Introduction: Mesothelioma is frequent among carriers of inactivating heterozygous germline BAP1 mutations (BAP1+/-). We studied whether the natural history and the pathology of mesotheliomas in BAP1+/- carriers differed from sporadic, not genetically related, mesotheliomas.
Methods: During 1999 to 2024, we studied 47 families carrying BAP1+/- transmitted in a Mendelian fashion. We characterized these mutations, collected family history, clinical records, prepared family pedigrees, and diagnosed their mesotheliomas.
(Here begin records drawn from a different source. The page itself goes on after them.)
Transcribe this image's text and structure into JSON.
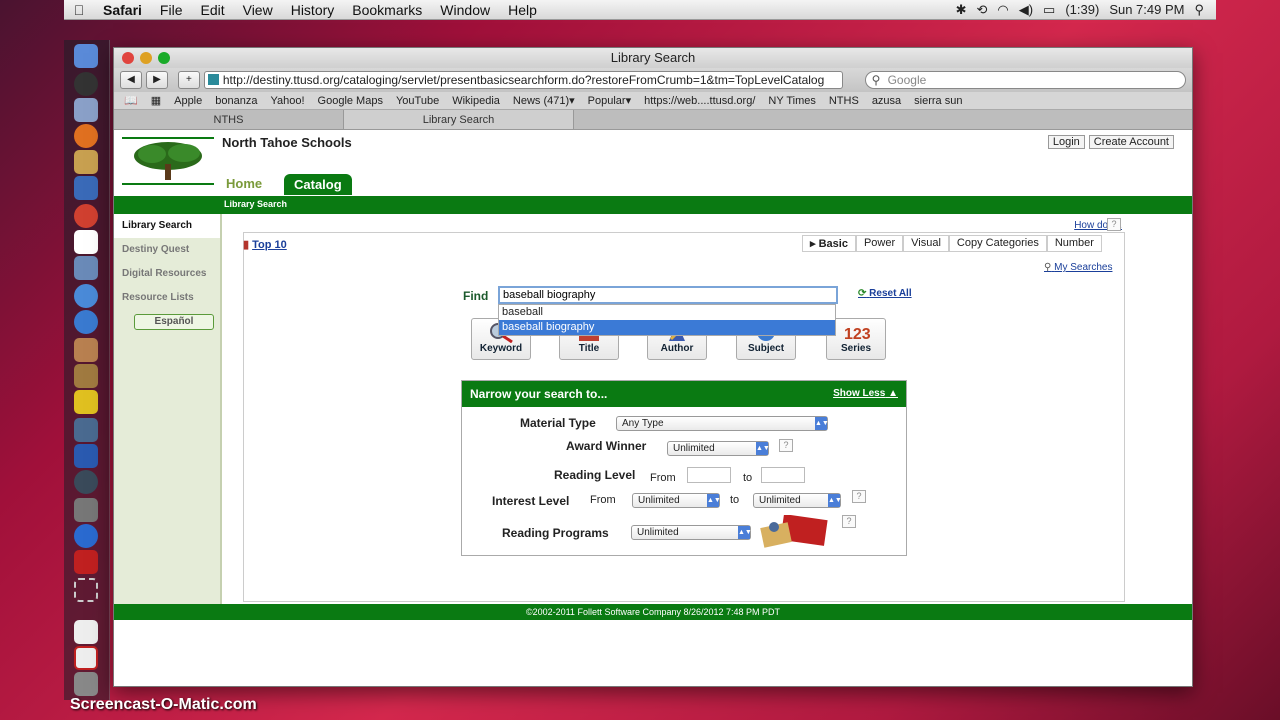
{
  "menubar": {
    "app": "Safari",
    "items": [
      "File",
      "Edit",
      "View",
      "History",
      "Bookmarks",
      "Window",
      "Help"
    ],
    "battery": "(1:39)",
    "clock": "Sun 7:49 PM"
  },
  "browser": {
    "window_title": "Library Search",
    "url": "http://destiny.ttusd.org/cataloging/servlet/presentbasicsearchform.do?restoreFromCrumb=1&tm=TopLevelCatalog",
    "search_placeholder": "Google",
    "bookmarks": [
      "Apple",
      "bonanza",
      "Yahoo!",
      "Google Maps",
      "YouTube",
      "Wikipedia",
      "News (471)▾",
      "Popular▾",
      "https://web....ttusd.org/",
      "NY Times",
      "NTHS",
      "azusa",
      "sierra sun"
    ],
    "tabs": [
      {
        "label": "NTHS",
        "active": false
      },
      {
        "label": "Library Search",
        "active": true
      }
    ]
  },
  "header": {
    "school": "North Tahoe Schools",
    "login": "Login",
    "create_account": "Create Account",
    "nav_home": "Home",
    "nav_catalog": "Catalog",
    "subnav": "Library Search"
  },
  "sidebar": {
    "items": [
      "Library Search",
      "Destiny Quest",
      "Digital Resources",
      "Resource Lists"
    ],
    "espanol": "Español"
  },
  "content": {
    "how_do_i": "How do I...",
    "top10": "Top 10",
    "search_tabs": [
      "Basic",
      "Power",
      "Visual",
      "Copy Categories",
      "Number"
    ],
    "my_searches": "My Searches",
    "find_label": "Find",
    "find_value": "baseball biography",
    "reset_all": "Reset All",
    "suggestions": [
      "baseball",
      "baseball biography"
    ],
    "search_buttons": [
      "Keyword",
      "Title",
      "Author",
      "Subject",
      "Series"
    ]
  },
  "narrow": {
    "title": "Narrow your search to...",
    "show_less": "Show Less",
    "material_type_label": "Material Type",
    "material_type_value": "Any Type",
    "award_label": "Award Winner",
    "award_value": "Unlimited",
    "reading_level_label": "Reading Level",
    "from": "From",
    "to": "to",
    "interest_label": "Interest Level",
    "interest_from_value": "Unlimited",
    "interest_to_value": "Unlimited",
    "programs_label": "Reading Programs",
    "programs_value": "Unlimited"
  },
  "footer": {
    "text": "©2002-2011  Follett Software Company      8/26/2012 7:48 PM PDT"
  },
  "watermark": "Screencast-O-Matic.com"
}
Results: We identified 34 different germline inactivating mutations. Among 238 BAP1+/- carriers aged 27 to 81 years, 84 were diagnosed with mesothelioma (35%) and one of 84 had evidence of asbestos exposure. No mesothelioma was recorded among 123 siblings, first- or second-degree relatives who did not inherit BAP1+/- (p < 0.0001). The 84 patients with BAP1+/- developed mesothelioma at a relatively young age; 45.2% developed multiple cancers. Patients with BAP1+/- had a florid, diffuse mesothelial hyperplasia often present in both pleural cavities, peritoneum and pericardium. Thoracoscopy and laparoscopy results revealed several multicavity approximately 1 to 3 mm whitish flat lesions, but imaging result was usually negative for cancer. Histology results revealed epithelioid cells lacking BAP1 nuclear staining arranged in tubulopapillary and trabecular architectures, focally invading submesothelial adipose tissue. These findings may lead to the diagnosis of stage IV metastatic mesothelioma. However, we found that these tumors remain indolent for years, and, at this early stage, patients do not require aggressive therapy. We refer to these tumors as "low-grade-germline-mutant-BAP1-associated-mesotheliomas, L-BAM" to distinguish them from aggressive, therapy-resistant, sporadic mesotheliomas. For the 1/3 of patients who developed lesions visible by imaging, surgery, chemotherapy, or a combination of both led to survival of several years, and some were cured. Deep invasion by mesothelioma cells with a solid architecture is rare: these cases have poor survival.
Conclusions: Compared with sporadic mesotheliomas, mesotheliomas developing in BAP1+/- carriers are a different disease, biologically, histologically, and clinically; these patients require a tailored clinical approach.
Keywords: BAP1; Diagnosis; Mesothelioma; Prognosis.